Global gesehen ist das Einsammeln von Plastik eher die Ausnahme. Vielen Ländern fehlt das Geld dazu, der Plastikmüll in den Ozeanen bis hin zu den Gewässern der Antarktis zeugt davon. Die EU-Kommission hat jetzt die zehn schlimmsten Produkte benannt, die zusammen rund 70 Prozent aller Plastikabfälle in den Meeren Europas ausmachen. Dazu zählen Einwegbesteck, Plastiktrinkhalme, Wattestäbchen. Deren Verkauf soll möglicherweise verboten werden. Für andere Einwegprodukte soll der Verbrauch sinken, dazu könnte eine Plastiksteuer beitragen. Das könnte funktionieren: In Deutschland ist der Verbrauch von Plastiktüten innerhalb eines Jahres von 3,7 auf 2,4 Milliarden gesunken, seit der Handel dafür 15 oder auch 20 Cent verlangt.
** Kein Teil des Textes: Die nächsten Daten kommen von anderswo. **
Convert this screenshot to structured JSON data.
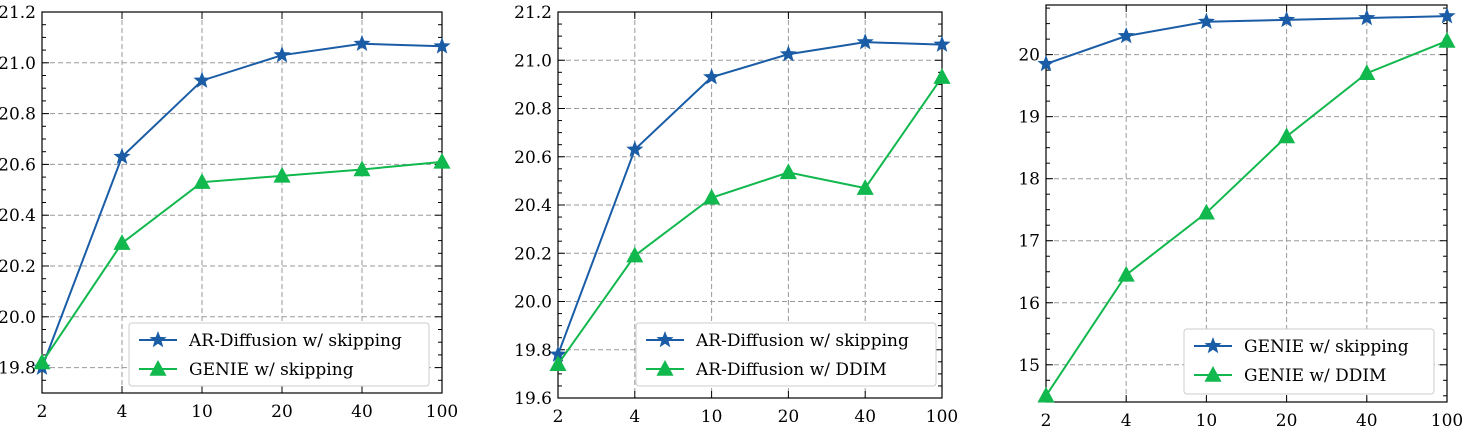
{
  "colors": {
    "blue": "#1a5da6",
    "green": "#11b84d"
  },
  "chart_data": [
    {
      "type": "line",
      "x": [
        "2",
        "4",
        "10",
        "20",
        "40",
        "100"
      ],
      "ylim": [
        19.7,
        21.2
      ],
      "yticks": [
        19.8,
        20.0,
        20.2,
        20.4,
        20.6,
        20.8,
        21.0,
        21.2
      ],
      "ytick_labels": [
        "19.8",
        "20.0",
        "20.2",
        "20.4",
        "20.6",
        "20.8",
        "21.0",
        "21.2"
      ],
      "grid": true,
      "legend_position": "bottom-right",
      "series": [
        {
          "name": "AR-Diffusion w/ skipping",
          "color": "#1a5da6",
          "marker": "star",
          "values": [
            19.8,
            20.63,
            20.93,
            21.03,
            21.075,
            21.065
          ]
        },
        {
          "name": "GENIE w/ skipping",
          "color": "#11b84d",
          "marker": "triangle",
          "values": [
            19.82,
            20.29,
            20.53,
            20.555,
            20.58,
            20.61
          ]
        }
      ]
    },
    {
      "type": "line",
      "x": [
        "2",
        "4",
        "10",
        "20",
        "40",
        "100"
      ],
      "ylim": [
        19.6,
        21.2
      ],
      "yticks": [
        19.6,
        19.8,
        20.0,
        20.2,
        20.4,
        20.6,
        20.8,
        21.0,
        21.2
      ],
      "ytick_labels": [
        "19.6",
        "19.8",
        "20.0",
        "20.2",
        "20.4",
        "20.6",
        "20.8",
        "21.0",
        "21.2"
      ],
      "grid": true,
      "legend_position": "bottom-right",
      "series": [
        {
          "name": "AR-Diffusion w/ skipping",
          "color": "#1a5da6",
          "marker": "star",
          "values": [
            19.78,
            20.63,
            20.93,
            21.025,
            21.075,
            21.065
          ]
        },
        {
          "name": "AR-Diffusion w/ DDIM",
          "color": "#11b84d",
          "marker": "triangle",
          "values": [
            19.74,
            20.19,
            20.43,
            20.535,
            20.47,
            20.93
          ]
        }
      ]
    },
    {
      "type": "line",
      "x": [
        "2",
        "4",
        "10",
        "20",
        "40",
        "100"
      ],
      "ylim": [
        14.4,
        20.8
      ],
      "yticks": [
        15,
        16,
        17,
        18,
        19,
        20
      ],
      "ytick_labels": [
        "15",
        "16",
        "17",
        "18",
        "19",
        "20"
      ],
      "grid": true,
      "legend_position": "bottom-right",
      "series": [
        {
          "name": "GENIE w/ skipping",
          "color": "#1a5da6",
          "marker": "star",
          "values": [
            19.85,
            20.3,
            20.53,
            20.56,
            20.59,
            20.62
          ]
        },
        {
          "name": "GENIE w/ DDIM",
          "color": "#11b84d",
          "marker": "triangle",
          "values": [
            14.5,
            16.45,
            17.45,
            18.68,
            19.7,
            20.22
          ]
        }
      ]
    }
  ]
}
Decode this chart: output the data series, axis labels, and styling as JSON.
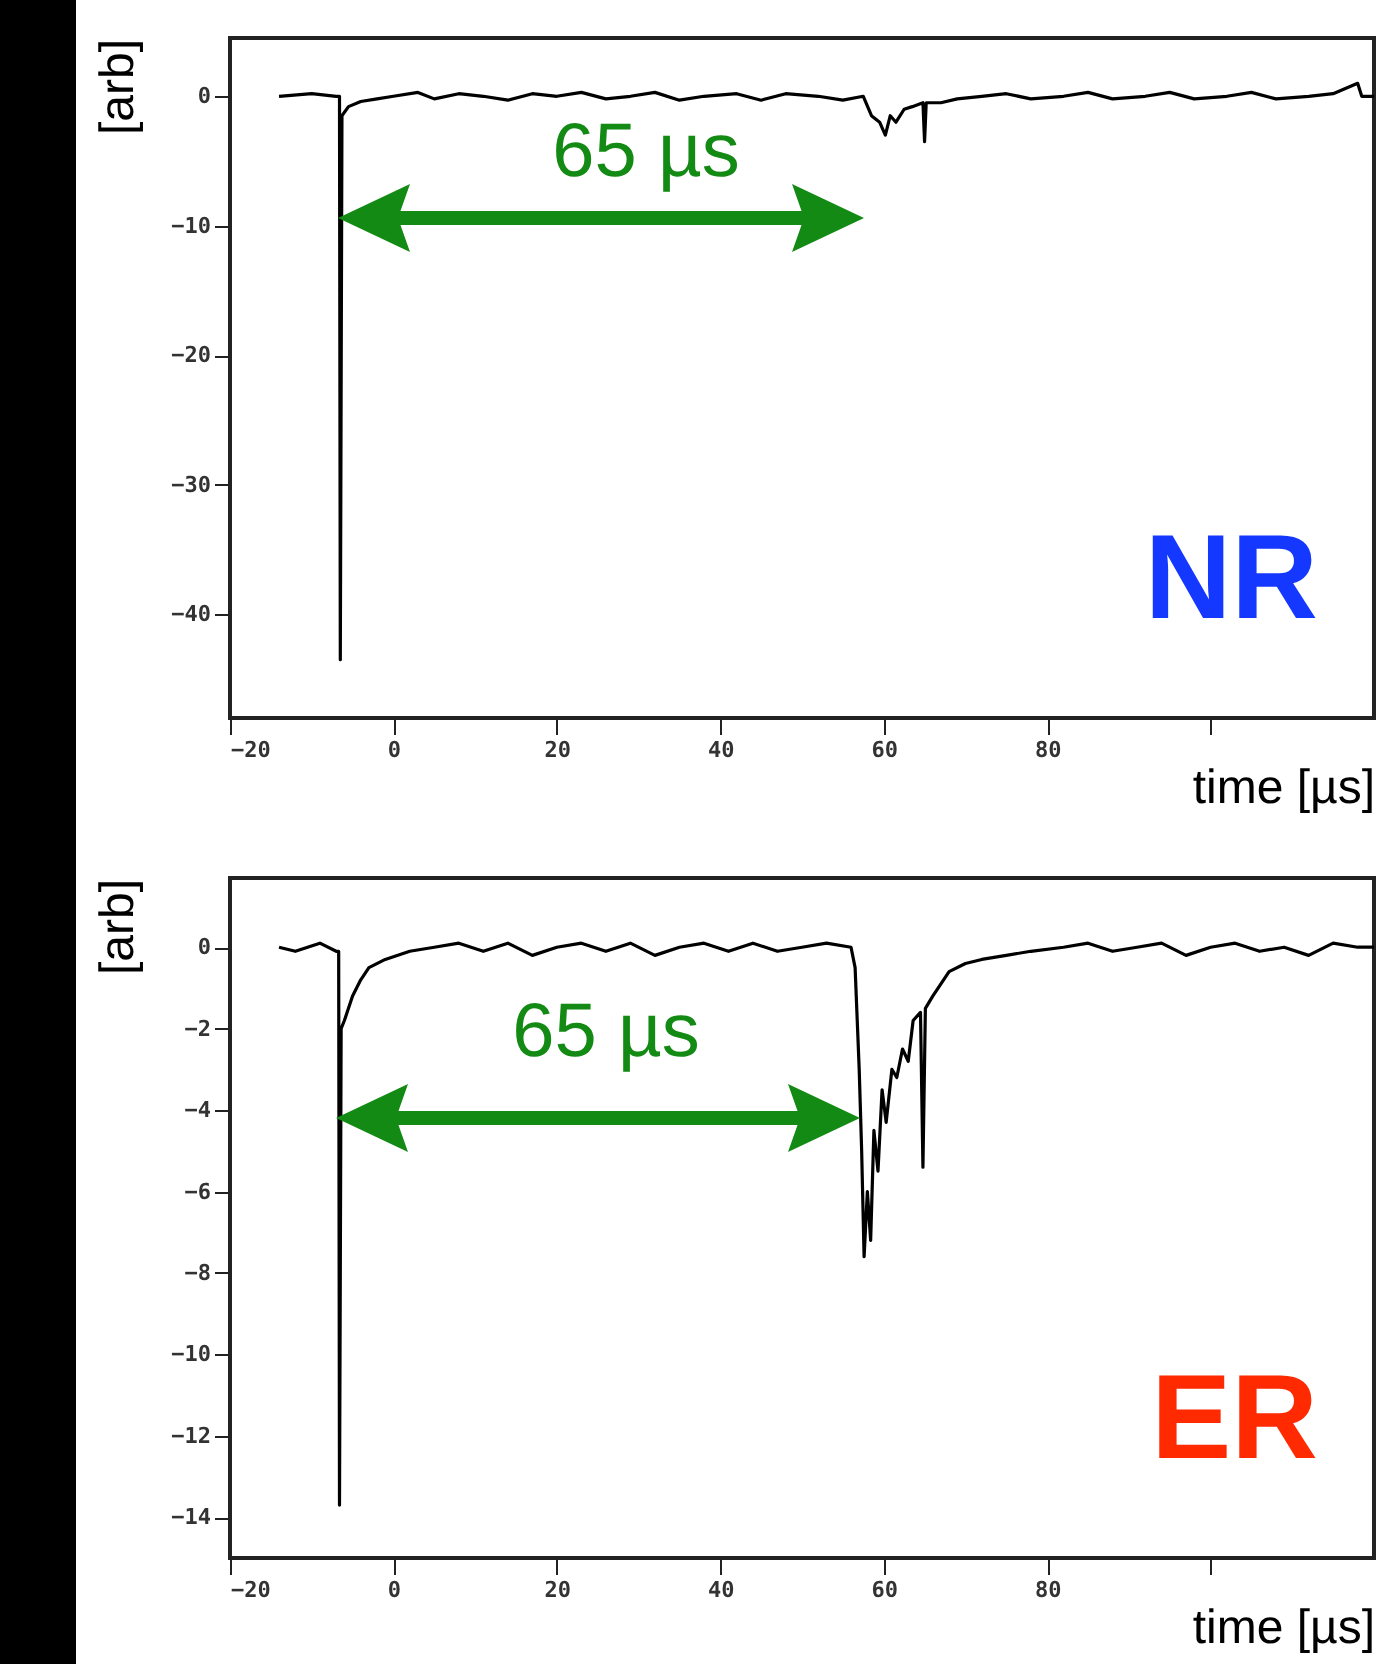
{
  "chart_data": [
    {
      "type": "line",
      "xlabel": "time [µs]",
      "ylabel": "[arb]",
      "xlim": [
        -20,
        120
      ],
      "ylim": [
        -48,
        4.5
      ],
      "xticks": [
        -20,
        0,
        20,
        40,
        60,
        80,
        {
          "value": 100,
          "label": null
        }
      ],
      "yticks": [
        0,
        -10,
        -20,
        -30,
        -40
      ],
      "annotations": [
        "65 µs",
        "NR"
      ],
      "series": [
        {
          "color": "#000000",
          "x": [
            -14,
            -10,
            -7,
            -6.6,
            -6.5,
            -6.3,
            -5.5,
            -4,
            -2,
            0,
            3,
            5,
            8,
            11,
            14,
            17,
            20,
            23,
            26,
            29,
            32,
            35,
            38,
            42,
            45,
            48,
            52,
            55,
            57.5,
            58.5,
            59.5,
            60.2,
            60.8,
            61.5,
            62.5,
            63.5,
            64.8,
            65,
            65.2,
            67,
            69,
            72,
            75,
            78,
            82,
            85,
            88,
            92,
            95,
            98,
            102,
            105,
            108,
            112,
            115,
            118,
            118.5,
            120
          ],
          "values": [
            0,
            0.2,
            0,
            0,
            -43.5,
            -1.5,
            -0.8,
            -0.4,
            -0.2,
            0,
            0.3,
            -0.2,
            0.2,
            0,
            -0.3,
            0.2,
            0,
            0.3,
            -0.2,
            0,
            0.3,
            -0.3,
            0,
            0.2,
            -0.3,
            0.2,
            0,
            -0.3,
            0,
            -1.5,
            -2,
            -3,
            -1.5,
            -2,
            -1,
            -0.8,
            -0.5,
            -3.5,
            -0.5,
            -0.5,
            -0.2,
            0,
            0.2,
            -0.2,
            0,
            0.3,
            -0.2,
            0,
            0.3,
            -0.2,
            0,
            0.3,
            -0.2,
            0,
            0.2,
            1,
            0,
            0
          ]
        }
      ]
    },
    {
      "type": "line",
      "xlabel": "time [µs]",
      "ylabel": "[arb]",
      "xlim": [
        -20,
        120
      ],
      "ylim": [
        -15,
        1.7
      ],
      "xticks": [
        -20,
        0,
        20,
        40,
        60,
        80,
        {
          "value": 100,
          "label": null
        }
      ],
      "yticks": [
        0,
        -2,
        -4,
        -6,
        -8,
        -10,
        -12,
        -14
      ],
      "annotations": [
        "65 µs",
        "ER"
      ],
      "series": [
        {
          "color": "#000000",
          "x": [
            -14,
            -12,
            -9,
            -7,
            -6.7,
            -6.6,
            -6.4,
            -6,
            -5,
            -4,
            -3,
            -1,
            2,
            5,
            8,
            11,
            14,
            17,
            20,
            23,
            26,
            29,
            32,
            35,
            38,
            41,
            44,
            47,
            50,
            53,
            56,
            56.5,
            57,
            57.3,
            57.6,
            58,
            58.4,
            58.8,
            59.3,
            59.8,
            60.3,
            61,
            61.6,
            62.3,
            63,
            63.6,
            64.5,
            64.8,
            65.1,
            66,
            67,
            68,
            70,
            72,
            75,
            78,
            82,
            85,
            88,
            91,
            94,
            97,
            100,
            103,
            106,
            109,
            112,
            115,
            118,
            120
          ],
          "values": [
            0,
            -0.1,
            0.1,
            -0.1,
            -0.1,
            -13.7,
            -2,
            -1.8,
            -1.2,
            -0.8,
            -0.5,
            -0.3,
            -0.1,
            0,
            0.1,
            -0.1,
            0.1,
            -0.2,
            0,
            0.1,
            -0.1,
            0.1,
            -0.2,
            0,
            0.1,
            -0.1,
            0.1,
            -0.1,
            0,
            0.1,
            0,
            -0.5,
            -3,
            -5,
            -7.6,
            -6,
            -7.2,
            -4.5,
            -5.5,
            -3.5,
            -4.3,
            -3,
            -3.2,
            -2.5,
            -2.8,
            -1.8,
            -1.6,
            -5.4,
            -1.5,
            -1.2,
            -0.9,
            -0.6,
            -0.4,
            -0.3,
            -0.2,
            -0.1,
            0,
            0.1,
            -0.1,
            0,
            0.1,
            -0.2,
            0,
            0.1,
            -0.1,
            0,
            -0.2,
            0.1,
            0,
            0
          ]
        }
      ]
    }
  ]
}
Forderung nach recycelbaren Stoffen
Die Suche nach Alternativen zur Plastikverpackung hat längst begonnen. „Einweg-Plastiktüten haben sich als überflüssig erwiesen. Sie sind heute ein Auslaufmodell, auch weil es gute Alternativen gibt", sagte Bundesumweltministerin Svenja Schulze. Das sei eine Blaupause für andere Verpackungen und Kunststoffprodukte. Alternativen könnten so aussehen wie die der jungen Firma Wisefood aus Sachsen. Sie hat – gutes Timing – den essbaren Trinkhalm „Eatapple" entwickelt. Dieser wird aus Apfelresten hergestellt und ist nach Gebrauch essbar, ansonsten verrottet er. Ein Modell für andere Produkte?
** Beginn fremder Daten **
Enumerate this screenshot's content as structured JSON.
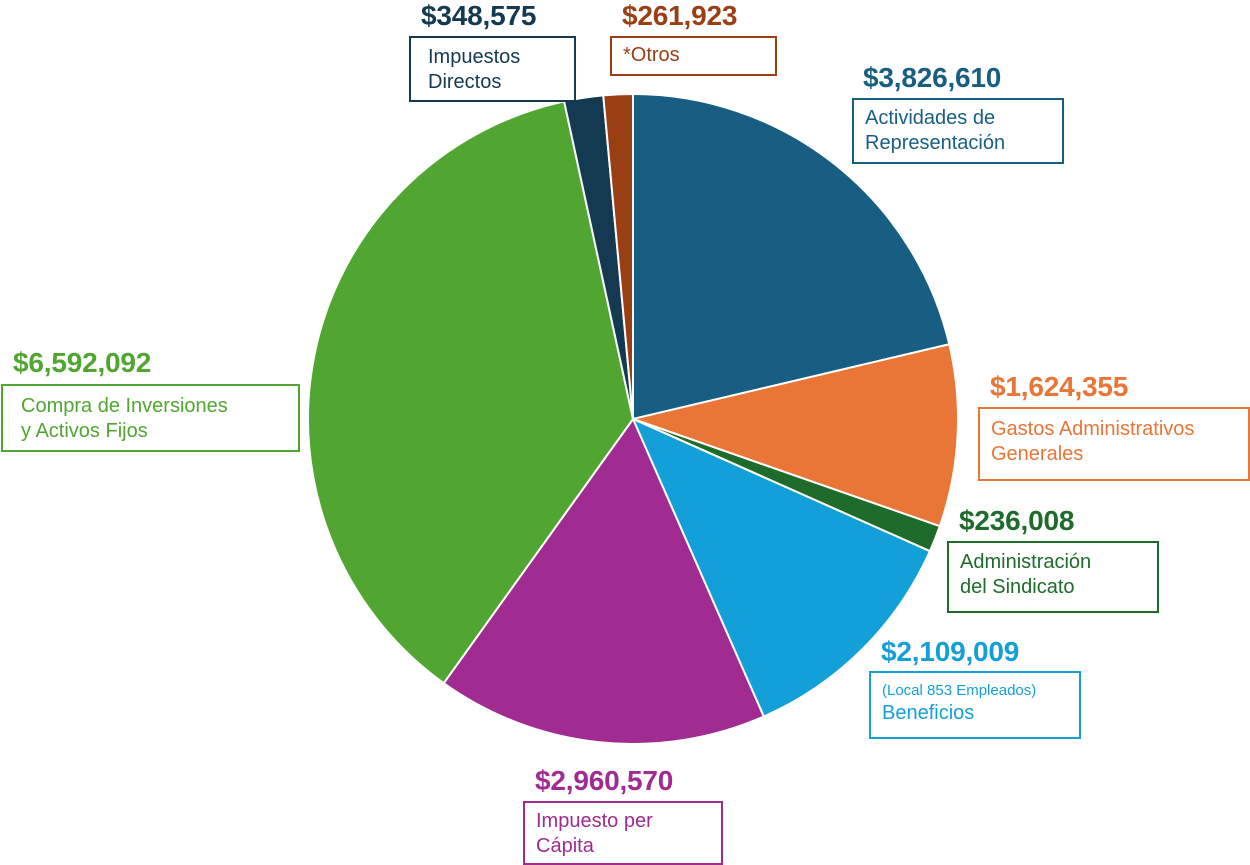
{
  "chart_data": {
    "type": "pie",
    "title": "",
    "slices": [
      {
        "label": "Actividades de Representación",
        "value": 3826610,
        "value_text": "$3,826,610",
        "color": "#175e82",
        "label_lines": [
          "Actividades de",
          "Representación"
        ]
      },
      {
        "label": "Gastos Administrativos Generales",
        "value": 1624355,
        "value_text": "$1,624,355",
        "color": "#e97536",
        "label_lines": [
          "Gastos Administrativos",
          "Generales"
        ]
      },
      {
        "label": "Administración del Sindicato",
        "value": 236008,
        "value_text": "$236,008",
        "color": "#1e6b2b",
        "label_lines": [
          "Administración",
          "del Sindicato"
        ]
      },
      {
        "label": "(Local 853 Empleados) Beneficios",
        "value": 2109009,
        "value_text": "$2,109,009",
        "color": "#139fd7",
        "label_note": "(Local 853 Empleados)",
        "label_lines": [
          "Beneficios"
        ]
      },
      {
        "label": "Impuesto per Cápita",
        "value": 2960570,
        "value_text": "$2,960,570",
        "color": "#a02b91",
        "label_lines": [
          "Impuesto per",
          "Cápita"
        ]
      },
      {
        "label": "Compra de Inversiones y Activos Fijos",
        "value": 6592092,
        "value_text": "$6,592,092",
        "color": "#50a630",
        "label_lines": [
          "Compra de Inversiones",
          "y Activos Fijos"
        ]
      },
      {
        "label": "Impuestos Directos",
        "value": 348575,
        "value_text": "$348,575",
        "color": "#143a52",
        "label_lines": [
          "Impuestos",
          "Directos"
        ]
      },
      {
        "label": "*Otros",
        "value": 261923,
        "value_text": "$261,923",
        "color": "#9a3f14",
        "label_lines": [
          "*Otros"
        ]
      }
    ]
  }
}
Eher nicht. Die großen Massen an Plastikmüll, die alltäglich anfallen, werden sich kaum essbar machen lassen. Pro Jahr werfen die Deutschen rund sechs Millionen Tonnen Plastik weg. Wie sieht es mit Alternativen aus? „Am Ende sollten nur noch Kunststoffe verwendet werden, die sich einfach recyceln lassen", fordert die Bundesumweltministerin. Das ist aber nur bei sehr wenigen Kunststoffen, zum Beispiel PET-Flaschen, der Fall. Der Haken: Zum Wiederverwerten müssen sie sortenrein sein, also dürfen keine anderen Stoffe enthalten. Es ist also nicht nur ein Problem der Chemie, sondern auch der Sammlung und Verwertung. Bislang funktioniert das eher schlecht als recht.
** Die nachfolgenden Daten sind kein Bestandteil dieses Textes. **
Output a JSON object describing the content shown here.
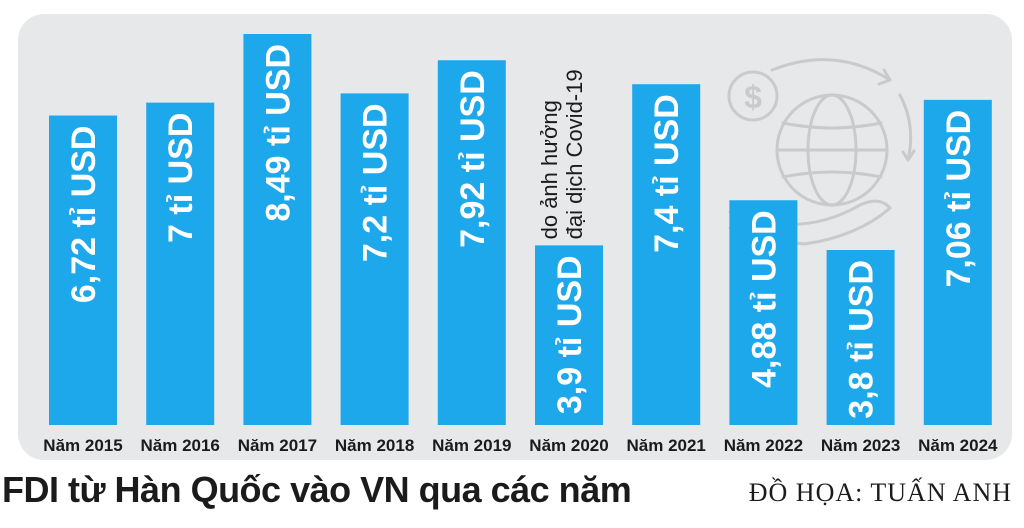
{
  "chart_data": {
    "type": "bar",
    "title": "FDI từ Hàn Quốc vào VN qua các năm",
    "categories": [
      "Năm 2015",
      "Năm 2016",
      "Năm 2017",
      "Năm 2018",
      "Năm 2019",
      "Năm 2020",
      "Năm 2021",
      "Năm 2022",
      "Năm 2023",
      "Năm 2024"
    ],
    "values": [
      6.72,
      7,
      8.49,
      7.2,
      7.92,
      3.9,
      7.4,
      4.88,
      3.8,
      7.06
    ],
    "data_labels": [
      "6,72 tỉ USD",
      "7 tỉ USD",
      "8,49 tỉ USD",
      "7,2 tỉ USD",
      "7,92 tỉ USD",
      "3,9 tỉ USD",
      "7,4 tỉ USD",
      "4,88 tỉ USD",
      "3,8 tỉ USD",
      "7,06 tỉ USD"
    ],
    "annotation": {
      "category": "Năm 2020",
      "lines": [
        "do ảnh hưởng",
        "đại dịch Covid-19"
      ]
    },
    "unit": "tỉ USD",
    "bar_color": "#1ea8ec",
    "label_color": "#ffffff",
    "background_color": "#e7e8e9",
    "decoration_icon": "globe-dollar-hand-icon",
    "grid": false,
    "legend": "none"
  },
  "credit": "ĐỒ HỌA: TUẤN ANH"
}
Sind Bio-Kunststoffe eine Alternative? Brunhard Kehl von der Assoziation ökologischer Lebensmittelhersteller meint, in einigen Verpackungsbereichen sollten biobasierte und recyclingfähige Kunststoffe eingesetzt werden. Bisher funktioniere das nur in Ausnahmen, wie zum Beispiel bei Bio-PE. Es gebe aber auch neue Stoffe. „Bei dem relativ neuen Kunststoff PLA ist das Recycling ein Problem der Menge", so Kehl. Wenn einmal eine kritische Masse erreicht sei, lohne sich auch die entsprechende Einstellung in den Sortieranlagen, um diesen Kunststoff gesondert zu verwerten.
Allerdings ist der Begriff Bio-Kunststoff zweideutig. Einerseits sind damit Kunststoffe auf natürlicher Basis gemeint, hergestellt vor allem aus Mais. Andererseits versteht man darunter biologisch, also in Kompostieranlagen, schnell abbaubare Stoffe. In Deutschland gilt dabei eine 90-Tage-Frist: Ein Stoff, der länger zu seiner Zersetzung braucht, gilt nicht mehr als biologisch abbaubar. Das kann derzeit praktisch kein Kunststoff unter realen Bedingungen erreichen.
Christoph Tzschucke, Professor für Organische Chemie und Katalyse an der Freien Universität Berlin, ist skeptisch gegenüber sogenannten biologischen Alternativen, wie er im FORUM-Interview erläutert. In der Praxis gebe es keine Kunststoffe, die sich schnell genug zersetzen. Aus Pflanzen hergestellte Kunststoffe verbrauchten in der Herstellung zudem sehr viel Energie und Landschaftsflächen. Am Ende bliebe auch für sie nur Recycling oder die „energetische Verwertung", das heißt die Verbrennung in einem Kraftwerk oder der Zementherstellung.